Cheat sheet

Corporate Data Breaches — Cheat Sheet

645 U.S. corporate data breaches, 29,000+ 10-K filings, and what changes in the language of an annual report once a company has been hacked. Bachelor's thesis at Universidad Carlos III (9.75/10, INNCYBER award).

Read the full thesisUpdated June 2026
1

The question

After a public company is hacked, how does the language of its annual report change — and does that change carry information about future performance?

  • Companies signal calm to markets.
  • Disclosure rules force them to mention the breach.
  • They have an incentive to mention it in the softest possible language.

The hypothesis: language reveals what the numbers hide.

2

The data

  • 645 confirmed U.S. corporate data breaches between 2005 and 2019.
  • 29,000+ 10-K annual reports filed with the SEC over the same window (matched on CIK).
  • Breach data: Privacy Rights Clearinghouse + manual cross-references.
  • 10-K texts: SEC EDGAR full-text downloads.

Sampling design: each breached firm gets a matched control firm — same sector, similar size, no recorded breach in the window.

3

Linguistic features

Standard finance-NLP measures from the Loughran–McDonald financial-tone dictionaries:

MeasureCaptures
Positive / negative toneOptimism vs pessimism vocabulary.
Uncertainty"Maybe", "approximately", "uncertain"...
LitigiousLegal-defensive vocabulary.
Modal-weak"Could", "might", "perhaps".
Modal-strong"Must", "will", "definitely".
Document lengthTotal words. Longer = more obfuscation per some lit.

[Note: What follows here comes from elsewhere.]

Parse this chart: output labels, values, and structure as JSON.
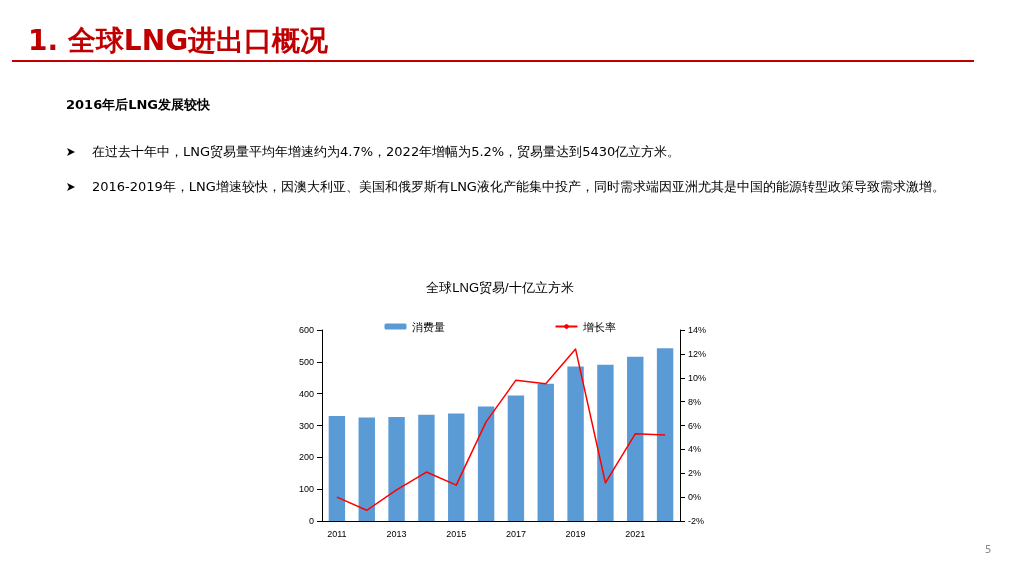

Each year-firm filing → a vector of these scores.

4

The methodology

A difference-in-differences design:

  • Pre-period: filings before the breach.
  • Post-period: filings after the breach.
  • Treated group: breached firms.
  • Control group: matched non-breached firms.

Difference in language change (post − pre) between treated and control = the causal effect of the breach on tone, controlling for time trends and industry shifts.

Then a second regression: does abnormal positive tone predict future ROA / stock returns?

5

The headline findings

After a breach, treated firms' 10-Ks:

  • More positive tone (+ significantly).
  • Less uncertainty language.
  • Longer documents overall.
  • More litigious language (this is forced — they have to disclose lawsuits).

Consistent with strategic obfuscation — drowning the bad news in softer, longer prose.

The kicker: abnormally positive tone predicts worse future earnings. The language contains information the numbers don't yet show.

6

What I learned

  • Match-and-difference designs are how you get causal claims from observational financial data.
  • Loughran–McDonald is the right dictionary for finance — general-purpose sentiment (VADER, etc.) underperforms.
  • Document length is a feature, not a control. Long 10-Ks correlate with bad outcomes.
  • Awards opened doors — INNCYBER Innovation Award 2019 + 2020. The methodology mattered more than the headline.